Change in climate a threat to businesses in Coast, forum told

Vivian Aketch paired with Sharon Dajije from Uganda dives to save a spike during a past Mombasa International Beach Volleyball at the Jacaranda Indian Ocean Beach Club in Ukunda. Beach hotels, roads and homes in Mombasa and Lamu counties are at risk of being destroyed due to the rise in the sea level caused by climate change. FILE PHOTO | GIDEON MAUNDU | NATION MEDIA GROUP

What you need to know:

  • Experts have also warned that Lamu — a Unesco heritage site and a tourist attraction that is also home to the oldest and best-preserved Swahili settlement in East Africa — might not exist by the end of the century.
  • This is an issue discussed in a scientific paper titled “Rethinking Coastal Design and Planning: Integrated Sea Level Rise Vulnerability Assessments, Case of Mombasa and Lamu Islands” by Valentine Ochanda of Witwatersrand University in Johannesburg, South Africa.
  • According to the Intergovernmental Panel on Climate Change (IPCC), the Global Mean Sea Level has risen by 10 to 20 centimetres. However, the annual rise over the past 20 years has been 3.2 millimetres per year. This is roughly twice the average speed of the earlier 80 years.

PARIS

Beach hotels, roads and homes in Mombasa and Lamu counties are at risk of being destroyed due to the rise in the sea level caused by climate change.

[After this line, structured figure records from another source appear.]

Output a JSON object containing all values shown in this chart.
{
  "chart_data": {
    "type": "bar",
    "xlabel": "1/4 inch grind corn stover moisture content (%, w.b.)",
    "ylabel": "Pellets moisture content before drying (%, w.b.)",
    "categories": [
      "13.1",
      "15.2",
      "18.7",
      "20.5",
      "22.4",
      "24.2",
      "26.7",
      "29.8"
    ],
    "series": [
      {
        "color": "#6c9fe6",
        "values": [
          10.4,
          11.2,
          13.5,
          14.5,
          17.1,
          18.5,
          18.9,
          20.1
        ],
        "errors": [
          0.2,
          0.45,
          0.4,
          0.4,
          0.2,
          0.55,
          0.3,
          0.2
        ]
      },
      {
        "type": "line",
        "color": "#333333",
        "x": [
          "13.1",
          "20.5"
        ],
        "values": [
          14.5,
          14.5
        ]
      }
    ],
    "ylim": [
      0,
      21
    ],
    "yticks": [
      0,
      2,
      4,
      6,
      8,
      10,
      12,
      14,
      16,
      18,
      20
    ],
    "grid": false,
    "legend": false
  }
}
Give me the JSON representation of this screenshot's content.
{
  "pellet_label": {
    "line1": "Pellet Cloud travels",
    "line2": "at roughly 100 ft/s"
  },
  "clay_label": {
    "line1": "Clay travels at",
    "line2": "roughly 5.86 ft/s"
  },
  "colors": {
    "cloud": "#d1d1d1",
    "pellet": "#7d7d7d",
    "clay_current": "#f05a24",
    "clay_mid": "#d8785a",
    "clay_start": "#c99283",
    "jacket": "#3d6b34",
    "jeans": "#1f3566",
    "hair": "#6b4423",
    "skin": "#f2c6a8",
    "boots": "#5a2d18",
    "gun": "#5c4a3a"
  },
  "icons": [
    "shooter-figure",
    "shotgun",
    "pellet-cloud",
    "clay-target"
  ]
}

By extension, the Sh13 billion Lamu Port Southern Sudan-Ethiopia Transport (Lapsset) project might also be at risk.

Experts have also warned that Lamu — a Unesco heritage site and a tourist attraction that is also home to the oldest and best-preserved Swahili settlement in East Africa — might not exist by the end of the century.

This is an issue discussed in a scientific paper titled “Rethinking Coastal Design and Planning: Integrated Sea Level Rise Vulnerability Assessments, Case of Mombasa and Lamu Islands” by Valentine Ochanda of Witwatersrand University in Johannesburg, South Africa.

Ms Ochanda recommends a “rethinking of coastal design and planning, with regards to sea level rise.”

She warned that in the event of sea storms, coastal inhabitants will be exposed to severe flooding.

Mombasa has, in recent months experienced flooding, after prolonged rains, which has led to deaths and displacement of at least 750 families. Businesses were also affected.

DEAL WITH TSUNAMIS

Yesterday, the Kenya Association of Hotelkeepers and Caterers  (KAHC) asked the government to set up marine disaster teams in the region.

KAHC Coast Vice-Chairman Silas Kiti agreed with the expert’s argument that developing countries lacked the capacity to deal with disasters such as tsunamis.

He also said counties in the Coast lacked the capacity to adequately respond to maritime disasters.

According to the Intergovernmental Panel on Climate Change (IPCC), the Global Mean Sea Level has risen by 10 to 20 centimetres. However, the annual rise over the past 20 years has been 3.2 millimetres per year. This is roughly twice the average speed of the earlier 80 years.

This has been brought on due to the burning of fossil fuels and human activities that have released large amounts of heat-trapping gases into the atmosphere, in turn increasing the atmospheric heat.

The rise in sea levels is an issue that scientists are grappling with at the ongoing scientific conference on ‘Our Common Future Under Climate Change’ at the Unesco headquarters in Paris, France. The conference ends today.

According to Mr Maarten Van Aalst of the Red Cross /Red Crescent Climate Centre, who was discussing how to cope with climate disasters, coastal cities — especially those in the developing world — are ill prepared for the impact of rising sea levels.

These are some of the climate change concerns that the United Nations Secretary-General Ban Ki-moon has pleaded with countries to address urgently.

The secretary-general of the World Meteorological Organisation, Mr Michel Jarraud, said “the cost of inaction is high when it comes to climate change.”

He also lamented that the commitments made by various countries to reduce greenhouse gas emissions were not enough.

Some Pacific island states are on the verge of sinking due to rising sea levels.

Residents of the Tuvalu Islands (close to Fiji and Australia) are said to be “climate refugees” because of the rise in sea level that has seen salt water intrude into their clean water.